Study Reports Incorrect Assignment of Reads to Samples in Multiplexed Illumina HiSeq 4000 Sequencing

SAN FRANCISCO (GenomeWeb) – A Stanford University team has found that multiplexing samples on Illumina's HiSeq 4000 instrument leads to some reads being assigned to incorrect samples, an issue resulting from index switching.

The team reported its findings in a manuscript on the preprint BioRxiv server earlier this month and wrote that the problem occurred in between 5 percent and 10 percent of its sequencing reads.

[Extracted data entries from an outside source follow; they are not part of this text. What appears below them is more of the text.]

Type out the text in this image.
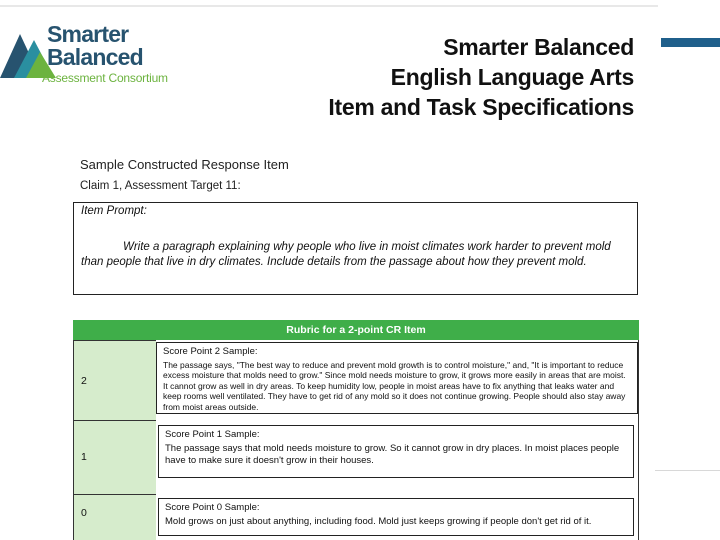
Smarter
Balanced
Assessment Consortium
Smarter Balanced
English Language Arts
Item and Task Specifications
Sample Constructed Response Item
Claim 1, Assessment Target 11:
Item Prompt:
Write a paragraph explaining why people who live in moist climates work harder to prevent mold than people that live in dry climates. Include details from the passage about how they prevent mold.
Rubric for a 2-point CR Item
2
Score Point 2 Sample:
The passage says, "The best way to reduce and prevent mold growth is to control moisture," and, "It is important to reduce excess moisture that molds need to grow." Since mold needs moisture to grow, it grows more easily in areas that are moist. It cannot grow as well in dry areas. To keep humidity low, people in moist areas have to fix anything that leaks water and keep rooms well ventilated. They have to get rid of any mold so it does not continue growing. People should also stay away from moist areas outside.
1
Score Point 1 Sample:
The passage says that mold needs moisture to grow. So it cannot grow in dry places. In moist places people have to make sure it doesn't grow in their houses.
0	Score Point 0 Sample:
Mold grows on just about anything, including food. Mold just keeps growing if people don't get rid of it.
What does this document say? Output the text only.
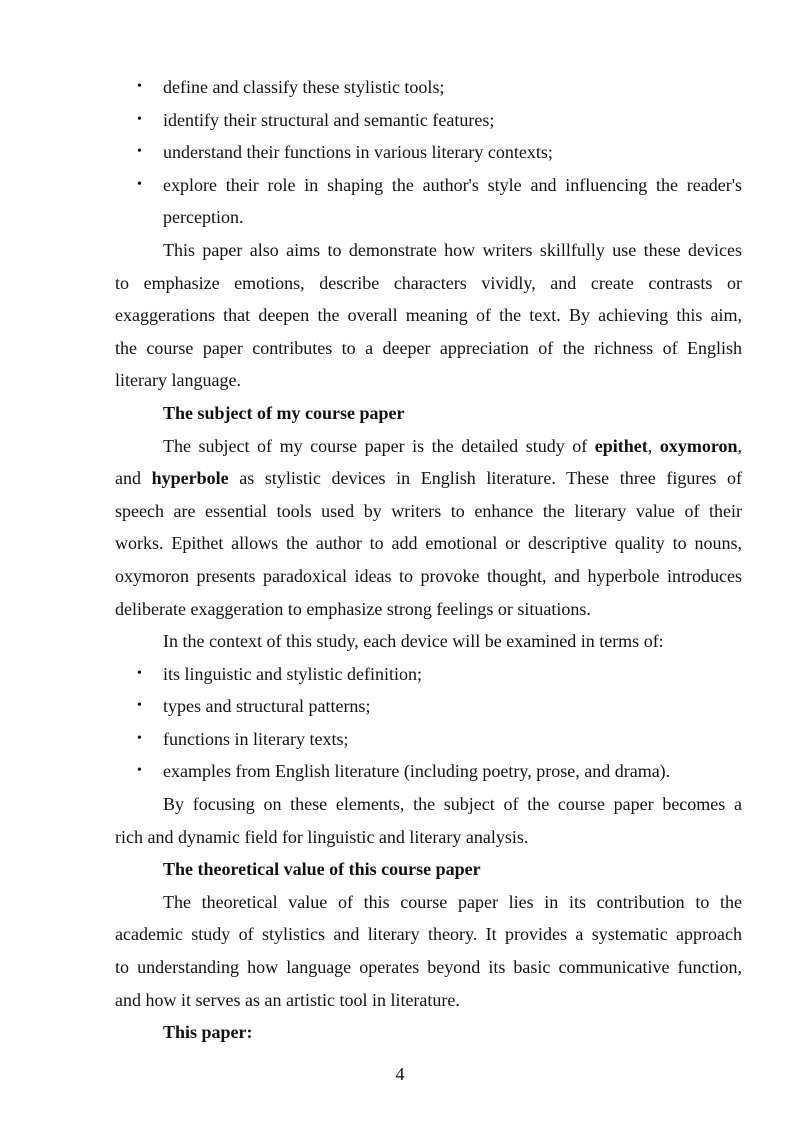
• define and classify these stylistic tools;
• identify their structural and semantic features;
• understand their functions in various literary contexts;
• explore their role in shaping the author's style and influencing the reader's
perception.
This paper also aims to demonstrate how writers skillfully use these devices
to emphasize emotions, describe characters vividly, and create contrasts or
exaggerations that deepen the overall meaning of the text. By achieving this aim,
the course paper contributes to a deeper appreciation of the richness of English
literary language.
The subject of my course paper
The subject of my course paper is the detailed study of epithet, oxymoron,
and hyperbole as stylistic devices in English literature. These three figures of
speech are essential tools used by writers to enhance the literary value of their
works. Epithet allows the author to add emotional or descriptive quality to nouns,
oxymoron presents paradoxical ideas to provoke thought, and hyperbole introduces
deliberate exaggeration to emphasize strong feelings or situations.
In the context of this study, each device will be examined in terms of:
• its linguistic and stylistic definition;
• types and structural patterns;
• functions in literary texts;
• examples from English literature (including poetry, prose, and drama).
By focusing on these elements, the subject of the course paper becomes a
rich and dynamic field for linguistic and literary analysis.
The theoretical value of this course paper
The theoretical value of this course paper lies in its contribution to the
academic study of stylistics and literary theory. It provides a systematic approach
to understanding how language operates beyond its basic communicative function,
and how it serves as an artistic tool in literature.
This paper:
4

Rahul Sinha, co-lead author of the paper, said that the team had to scrap all of the experiments it had done on the platform. In the BioRxiv paper, the researchers describe a single-cell RNA-seq experiment they performed in order to look at gene expression patterns in subpopulations of mouse hematopoietic stem cells. The researchers used the Smart-seq2 protocol and Illumina's Nextera XT library prep and noted in the paper that after library prep and before pooling, there was no PCR step. Libraries were sequenced on either the HiSeq 4000 or the NextSeq 500 at Stanford.

Sinha noted that Geoff Stanley, co-lead author of the paper and a graduate student in Stephen Quake's lab at Stanford, was the first to notice something amiss with the data.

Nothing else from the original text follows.